Teucrium Soybean Fund ETF (NYSEArca: SOYB) is a relatively small ETF with less than $10 million in assets but the fund could get a boost amid reports of very low soybean stockpiles.
According to Oil World, global soybean stocks are expected to drop to 49.3 million metric tons, a five year low, in the first quarter of 2013, compared to 70.1 million in the first quarter of 2012, reports Rudy Ruitenberg for Bloomberg. [Why Grains Investors Should Look at Agribusiness ETFs]
Stockpiles will dip to 39% of the September-to-February consumption level, compared to the 55% ratio from a year earlier. Consequently, the researchers believe consumers will be “heavily dependent” on South American supplies, and any delays would fuel a “demand-driven price rally.”
“There is hardly any cushion against major crop problems caused by poor weather in South America,” Oil World wrote in a note. “There is an urgent need for rapid disposals of the new-crop South American supplies early in the season. Harvest delays and, in particular, any logistical constraints could become problematic for consumers.”

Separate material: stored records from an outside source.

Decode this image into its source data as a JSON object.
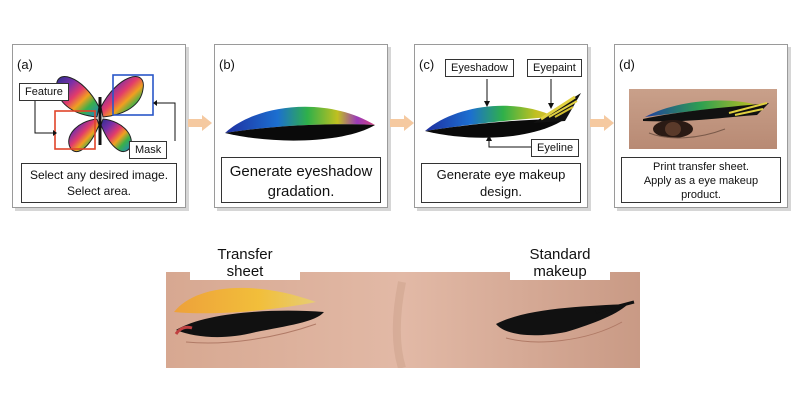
{
  "panels": [
    {
      "label": "(a)",
      "callouts": {
        "feature": "Feature",
        "mask": "Mask"
      },
      "caption": [
        "Select any desired image.",
        "Select area."
      ]
    },
    {
      "label": "(b)",
      "caption": [
        "Generate eyeshadow",
        "gradation."
      ]
    },
    {
      "label": "(c)",
      "callouts": {
        "eyeshadow": "Eyeshadow",
        "eyepaint": "Eyepaint",
        "eyeline": "Eyeline"
      },
      "caption": [
        "Generate eye makeup",
        "design."
      ]
    },
    {
      "label": "(d)",
      "caption": [
        "Print transfer sheet.",
        "Apply as a eye makeup",
        "product."
      ]
    }
  ],
  "photo": {
    "left_label": [
      "Transfer",
      "sheet"
    ],
    "right_label": [
      "Standard",
      "makeup"
    ]
  },
  "colors": {
    "arrow": "#f5c9a0",
    "feature_box": "#e0442a",
    "mask_box": "#2a56c8"
  }
}
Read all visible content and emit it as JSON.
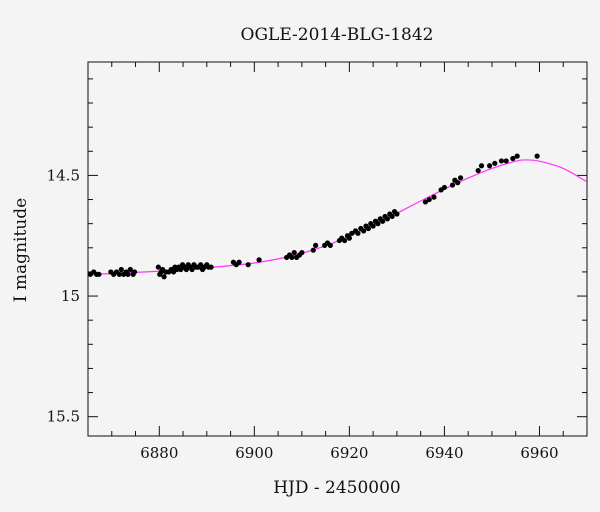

In the U.S., soybean stocks are estimated to drop to 29.5 million tons as of March 1, from 40 million tons year-over-year. Brazilian soybean inventories are calculated to decline to 1 million tons as of Jan. 1, compared to 5.4 million tons at the beginning of 2012.
Nevertheless, if the harvest season goes without a hitch, soybean production from five South American countries, including Brazil and Argentina, is expected to rise to 149.2 million tons next year from 116.6 million tons in 2012.
“Exports in the second half of this season will depend on the outcome of the South American soybean crop, the start and progress of harvesting, the pace of farmer selling as well as the logistics,” Oil World said.